Le pacte de 1928 est le point d’orgue d’une évolution qui profite à Washington au détriment de Genève, car "le pouvoir de décider de la paix du monde, le gouvernement américain l’a confisqué à la Société des nations par le pacte Briand-Kellog" (25). En effet, la solennelle condamnation de la guerre en tant "qu’instrument de politique nationale", adoptée par presque tous les États du monde, y compris des États non membres de la SDN comme l’URSS, n’a que l’apparence d’une proscription générale, car le pacte autorise implicitement, a contrario, les guerres menées à des fins de politique internationale (impérialiste), et il en reste à une conception de la belligérance comme emploi direct de la force armée, à l’exclusion des autres moyens de coercition ou de subversion. Passant d’un plan bilatéral franco-américain à un plan multilatéral, la renonciation à la guerre, ne reposant plus sur l’amitié réelle des cosignataires, devient d’autant plus aléatoire que chaque État détermine souverainement l’existence ou non d’une agression et décide des mesures coercitives à prendre, qu’aucune modalité de changement pacifique n’est envisagée, que les réserves et interprétations gouvernementales ajoutées au pacte — la réserve de la légitime défense, la réserve britannique de la sécurité des communications de l’Empire, la réserve américaine de la doctrine Monroe ou la réserve selon laquelle "toute action contre la propriété ou la personne d’un citoyen américain est un acte d’hostilité" — vident de tout sens la condamnation formelle de la guerre. In fine, au lieu de mettre celle-ci "hors-la-loi", le pacte de 1928 invite les États à légitimer leur emploi de la force ou à mener une guerre de facto sans déclaration formelle, ou encore à engager des hostilités non militaires.
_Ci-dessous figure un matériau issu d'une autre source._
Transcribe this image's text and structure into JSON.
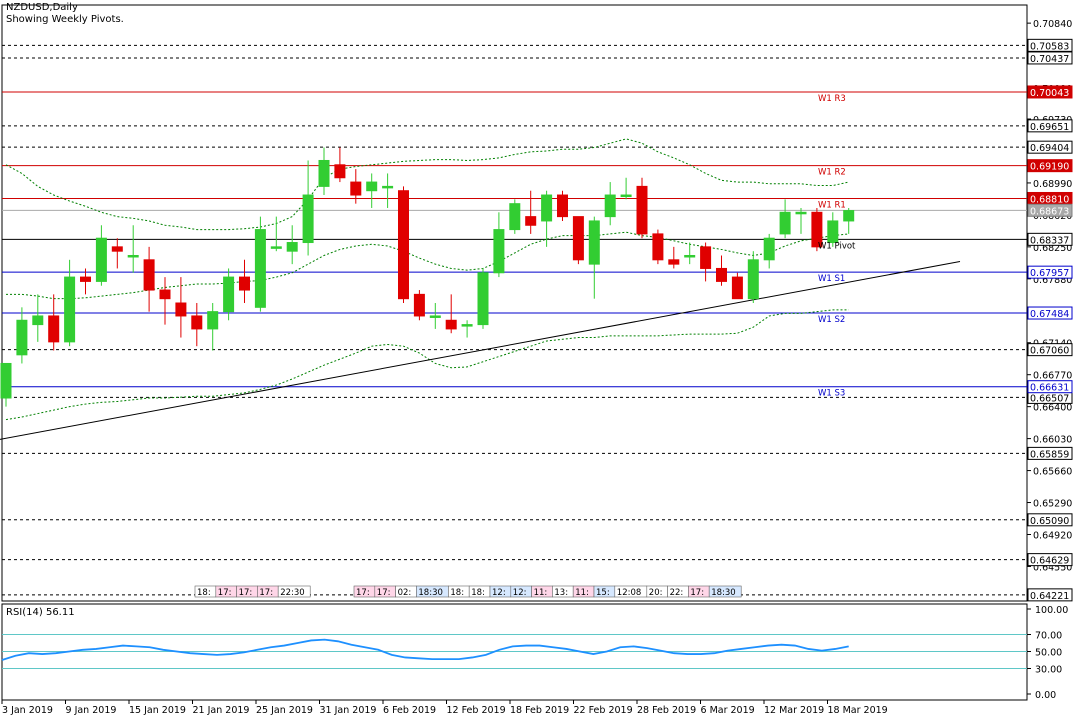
{
  "header": {
    "symbol": "NZDUSD,Daily",
    "subtitle": "Showing Weekly Pivots."
  },
  "colors": {
    "bull": "#32cd32",
    "bear": "#e00000",
    "resistance": "#d00000",
    "support": "#0000cc",
    "pivot": "#000000",
    "rsi": "#1e90ff",
    "band": "#008000"
  },
  "chart_data": {
    "type": "candlestick",
    "ylim": [
      0.6415,
      0.7105
    ],
    "price_ticks": [
      "0.70840",
      "0.70090",
      "0.69730",
      "0.68990",
      "0.68620",
      "0.68250",
      "0.67880",
      "0.67140",
      "0.66770",
      "0.66400",
      "0.66030",
      "0.65660",
      "0.65290",
      "0.64920",
      "0.64550"
    ],
    "x_labels": [
      "3 Jan 2019",
      "9 Jan 2019",
      "15 Jan 2019",
      "21 Jan 2019",
      "25 Jan 2019",
      "31 Jan 2019",
      "6 Feb 2019",
      "12 Feb 2019",
      "18 Feb 2019",
      "22 Feb 2019",
      "28 Feb 2019",
      "6 Mar 2019",
      "12 Mar 2019",
      "18 Mar 2019"
    ],
    "dashed_levels": [
      {
        "label": "0.70583",
        "value": 0.70583
      },
      {
        "label": "0.70437",
        "value": 0.70437
      },
      {
        "label": "0.69651",
        "value": 0.69651
      },
      {
        "label": "0.69404",
        "value": 0.69404
      },
      {
        "label": "0.67060",
        "value": 0.6706
      },
      {
        "label": "0.66507",
        "value": 0.66507
      },
      {
        "label": "0.65859",
        "value": 0.65859
      },
      {
        "label": "0.65090",
        "value": 0.6509
      },
      {
        "label": "0.64629",
        "value": 0.64629
      },
      {
        "label": "0.64221",
        "value": 0.64221
      }
    ],
    "pivots": [
      {
        "name": "W1 R3",
        "label": "0.70043",
        "value": 0.70043,
        "kind": "resistance"
      },
      {
        "name": "W1 R2",
        "label": "0.69190",
        "value": 0.6919,
        "kind": "resistance"
      },
      {
        "name": "W1 R1",
        "label": "0.68810",
        "value": 0.6881,
        "kind": "resistance"
      },
      {
        "name": "W1 Pivot",
        "label": "0.68337",
        "value": 0.68337,
        "kind": "pivot"
      },
      {
        "name": "W1 S1",
        "label": "0.67957",
        "value": 0.67957,
        "kind": "support"
      },
      {
        "name": "W1 S2",
        "label": "0.67484",
        "value": 0.67484,
        "kind": "support"
      },
      {
        "name": "W1 S3",
        "label": "0.66631",
        "value": 0.66631,
        "kind": "support"
      }
    ],
    "current_price": {
      "label": "0.68673",
      "value": 0.68673
    },
    "candles": [
      {
        "o": 0.665,
        "h": 0.669,
        "l": 0.664,
        "c": 0.669
      },
      {
        "o": 0.67,
        "h": 0.6755,
        "l": 0.669,
        "c": 0.674
      },
      {
        "o": 0.6735,
        "h": 0.677,
        "l": 0.6715,
        "c": 0.6745
      },
      {
        "o": 0.6745,
        "h": 0.677,
        "l": 0.6705,
        "c": 0.6715
      },
      {
        "o": 0.6715,
        "h": 0.681,
        "l": 0.671,
        "c": 0.679
      },
      {
        "o": 0.679,
        "h": 0.68,
        "l": 0.677,
        "c": 0.6785
      },
      {
        "o": 0.6785,
        "h": 0.685,
        "l": 0.678,
        "c": 0.6835
      },
      {
        "o": 0.6825,
        "h": 0.6835,
        "l": 0.68,
        "c": 0.682
      },
      {
        "o": 0.6815,
        "h": 0.685,
        "l": 0.6795,
        "c": 0.6815
      },
      {
        "o": 0.681,
        "h": 0.6825,
        "l": 0.675,
        "c": 0.6775
      },
      {
        "o": 0.6775,
        "h": 0.679,
        "l": 0.6735,
        "c": 0.6765
      },
      {
        "o": 0.676,
        "h": 0.679,
        "l": 0.672,
        "c": 0.6745
      },
      {
        "o": 0.6745,
        "h": 0.676,
        "l": 0.671,
        "c": 0.673
      },
      {
        "o": 0.673,
        "h": 0.676,
        "l": 0.6705,
        "c": 0.675
      },
      {
        "o": 0.675,
        "h": 0.68,
        "l": 0.674,
        "c": 0.679
      },
      {
        "o": 0.679,
        "h": 0.681,
        "l": 0.676,
        "c": 0.6775
      },
      {
        "o": 0.6755,
        "h": 0.686,
        "l": 0.675,
        "c": 0.6845
      },
      {
        "o": 0.6825,
        "h": 0.686,
        "l": 0.682,
        "c": 0.6825
      },
      {
        "o": 0.682,
        "h": 0.685,
        "l": 0.6805,
        "c": 0.683
      },
      {
        "o": 0.683,
        "h": 0.6925,
        "l": 0.6815,
        "c": 0.6885
      },
      {
        "o": 0.6895,
        "h": 0.694,
        "l": 0.6885,
        "c": 0.6925
      },
      {
        "o": 0.692,
        "h": 0.694,
        "l": 0.69,
        "c": 0.6905
      },
      {
        "o": 0.69,
        "h": 0.6915,
        "l": 0.6875,
        "c": 0.6885
      },
      {
        "o": 0.689,
        "h": 0.691,
        "l": 0.687,
        "c": 0.69
      },
      {
        "o": 0.6895,
        "h": 0.691,
        "l": 0.687,
        "c": 0.6895
      },
      {
        "o": 0.689,
        "h": 0.6895,
        "l": 0.676,
        "c": 0.6765
      },
      {
        "o": 0.677,
        "h": 0.6775,
        "l": 0.674,
        "c": 0.6745
      },
      {
        "o": 0.6745,
        "h": 0.676,
        "l": 0.673,
        "c": 0.6745
      },
      {
        "o": 0.674,
        "h": 0.677,
        "l": 0.6725,
        "c": 0.673
      },
      {
        "o": 0.6735,
        "h": 0.674,
        "l": 0.672,
        "c": 0.6735
      },
      {
        "o": 0.6735,
        "h": 0.68,
        "l": 0.673,
        "c": 0.6795
      },
      {
        "o": 0.6795,
        "h": 0.6865,
        "l": 0.679,
        "c": 0.6845
      },
      {
        "o": 0.6845,
        "h": 0.688,
        "l": 0.684,
        "c": 0.6875
      },
      {
        "o": 0.686,
        "h": 0.689,
        "l": 0.684,
        "c": 0.685
      },
      {
        "o": 0.6855,
        "h": 0.689,
        "l": 0.6825,
        "c": 0.6885
      },
      {
        "o": 0.6885,
        "h": 0.689,
        "l": 0.6855,
        "c": 0.686
      },
      {
        "o": 0.686,
        "h": 0.686,
        "l": 0.6805,
        "c": 0.681
      },
      {
        "o": 0.6805,
        "h": 0.686,
        "l": 0.6765,
        "c": 0.6855
      },
      {
        "o": 0.686,
        "h": 0.69,
        "l": 0.685,
        "c": 0.6885
      },
      {
        "o": 0.6885,
        "h": 0.6905,
        "l": 0.688,
        "c": 0.6885
      },
      {
        "o": 0.6895,
        "h": 0.6905,
        "l": 0.6835,
        "c": 0.684
      },
      {
        "o": 0.684,
        "h": 0.6845,
        "l": 0.6805,
        "c": 0.681
      },
      {
        "o": 0.681,
        "h": 0.6825,
        "l": 0.68,
        "c": 0.6805
      },
      {
        "o": 0.6815,
        "h": 0.683,
        "l": 0.6805,
        "c": 0.6815
      },
      {
        "o": 0.6825,
        "h": 0.683,
        "l": 0.6785,
        "c": 0.68
      },
      {
        "o": 0.68,
        "h": 0.6815,
        "l": 0.678,
        "c": 0.6785
      },
      {
        "o": 0.679,
        "h": 0.6795,
        "l": 0.6765,
        "c": 0.6765
      },
      {
        "o": 0.6765,
        "h": 0.682,
        "l": 0.676,
        "c": 0.681
      },
      {
        "o": 0.681,
        "h": 0.684,
        "l": 0.68,
        "c": 0.6835
      },
      {
        "o": 0.684,
        "h": 0.688,
        "l": 0.6835,
        "c": 0.6865
      },
      {
        "o": 0.6865,
        "h": 0.687,
        "l": 0.684,
        "c": 0.6865
      },
      {
        "o": 0.6865,
        "h": 0.687,
        "l": 0.682,
        "c": 0.6825
      },
      {
        "o": 0.683,
        "h": 0.6865,
        "l": 0.6825,
        "c": 0.6855
      },
      {
        "o": 0.6855,
        "h": 0.687,
        "l": 0.684,
        "c": 0.6867
      }
    ],
    "bollinger": {
      "upper": [
        0.692,
        0.691,
        0.6895,
        0.6885,
        0.6878,
        0.6872,
        0.6865,
        0.686,
        0.6858,
        0.6855,
        0.685,
        0.6848,
        0.6845,
        0.6845,
        0.6845,
        0.6846,
        0.6848,
        0.6852,
        0.686,
        0.688,
        0.6905,
        0.6915,
        0.6918,
        0.692,
        0.6922,
        0.6924,
        0.6925,
        0.6926,
        0.6926,
        0.6925,
        0.6926,
        0.6928,
        0.6932,
        0.6935,
        0.6936,
        0.6938,
        0.6938,
        0.694,
        0.6945,
        0.695,
        0.6945,
        0.6935,
        0.6928,
        0.692,
        0.691,
        0.6902,
        0.69,
        0.69,
        0.6898,
        0.6898,
        0.6898,
        0.6896,
        0.6896,
        0.69
      ],
      "middle": [
        0.677,
        0.677,
        0.6768,
        0.6765,
        0.6765,
        0.6766,
        0.6768,
        0.677,
        0.6772,
        0.6775,
        0.6778,
        0.678,
        0.6782,
        0.6782,
        0.6783,
        0.6785,
        0.6786,
        0.679,
        0.6795,
        0.6805,
        0.6815,
        0.6822,
        0.6826,
        0.6828,
        0.6826,
        0.682,
        0.6812,
        0.6805,
        0.68,
        0.6798,
        0.68,
        0.6808,
        0.6818,
        0.6828,
        0.6834,
        0.6838,
        0.6838,
        0.6838,
        0.684,
        0.6842,
        0.6838,
        0.6836,
        0.6832,
        0.6828,
        0.6825,
        0.6822,
        0.6818,
        0.6815,
        0.6818,
        0.6826,
        0.6832,
        0.6835,
        0.6838,
        0.684
      ],
      "lower": [
        0.6625,
        0.6628,
        0.6632,
        0.6636,
        0.664,
        0.6643,
        0.6645,
        0.6646,
        0.6648,
        0.665,
        0.665,
        0.6651,
        0.6652,
        0.6652,
        0.6654,
        0.6656,
        0.666,
        0.6665,
        0.6672,
        0.668,
        0.6688,
        0.6695,
        0.6702,
        0.671,
        0.6712,
        0.671,
        0.6702,
        0.669,
        0.6685,
        0.6686,
        0.6692,
        0.6698,
        0.6704,
        0.671,
        0.6716,
        0.6718,
        0.672,
        0.672,
        0.6722,
        0.6722,
        0.6722,
        0.6722,
        0.6723,
        0.6724,
        0.6724,
        0.6724,
        0.6725,
        0.6732,
        0.6745,
        0.6748,
        0.6748,
        0.675,
        0.6752,
        0.6752
      ]
    },
    "trendline": {
      "from": {
        "index": -1,
        "value": 0.66
      },
      "to": {
        "index": 60,
        "value": 0.6808
      }
    },
    "rsi": {
      "label": "RSI(14) 56.11",
      "ticks": [
        "100.00",
        "70.00",
        "50.00",
        "30.00",
        "0.00"
      ],
      "levels": [
        70,
        50,
        30
      ],
      "values": [
        40,
        45,
        48,
        47,
        48,
        50,
        52,
        53,
        55,
        57,
        56,
        55,
        52,
        50,
        48,
        47,
        46,
        47,
        49,
        52,
        55,
        57,
        60,
        63,
        64,
        62,
        58,
        55,
        52,
        46,
        43,
        42,
        41,
        41,
        41,
        43,
        46,
        52,
        56,
        57,
        57,
        55,
        53,
        50,
        47,
        50,
        55,
        56,
        54,
        51,
        48,
        47,
        47,
        48,
        51,
        53,
        55,
        57,
        58,
        57,
        53,
        51,
        53,
        56
      ]
    },
    "time_labels_a": [
      "18:",
      "17:",
      "17:",
      "17:",
      "22:30"
    ],
    "time_labels_b": [
      "17:",
      "17:",
      "02:",
      "18:30",
      "18:",
      "18:",
      "12:",
      "12:",
      "11:",
      "13:",
      "11:",
      "15:",
      "12:08",
      "20:",
      "22:",
      "17:",
      "18:30"
    ]
  }
}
La doctrine de 1932, qui visait initialement les actions du Japon en Chine, donne aux États-Unis le droit de reconnaître ou de ne pas reconnaître, partout dans le monde, les changements politiques ou territoriaux, et, partant, le droit d’intervenir ou de ne pas intervenir dans le monde entier. Cette ligne politique "universaliste", associée à un pacte Kellog ouvert à toutes les interprétations, se révèle fondamentalement impérialiste, conduisant l’Amérique à participer à toute action collective destinée à punir un État agresseur. Comme le déclarera Stimson en 1941, la Terre, en raison du progrès technique, est devenue plus petite, trop petite pour admettre des systèmes politiques opposés, trop petite pour que les États-Unis n’aient pas à employer la force en Asie, en Europe ou en Afrique, contre des régimes "illégaux" ou "révolutionnaires" : la doctrine du secrétaire d’État américain, credo du pan-interventionnisme américain au plan mondial, aboutit ainsi à universaliser les conflits au nom de l’unité du genre humain. La charte des Nations unies signée en 1942 succède à la doctrine révisée en 1941 : elle est, en quelque sorte, la charte du monde unipolaire américanocentré.
♦ 4) Plus déterminant encore que l’impérialisme économique, apparaît l’impérialisme culturel et linguistique, c’est-à-dire l’emprise sur les mots et les concepts.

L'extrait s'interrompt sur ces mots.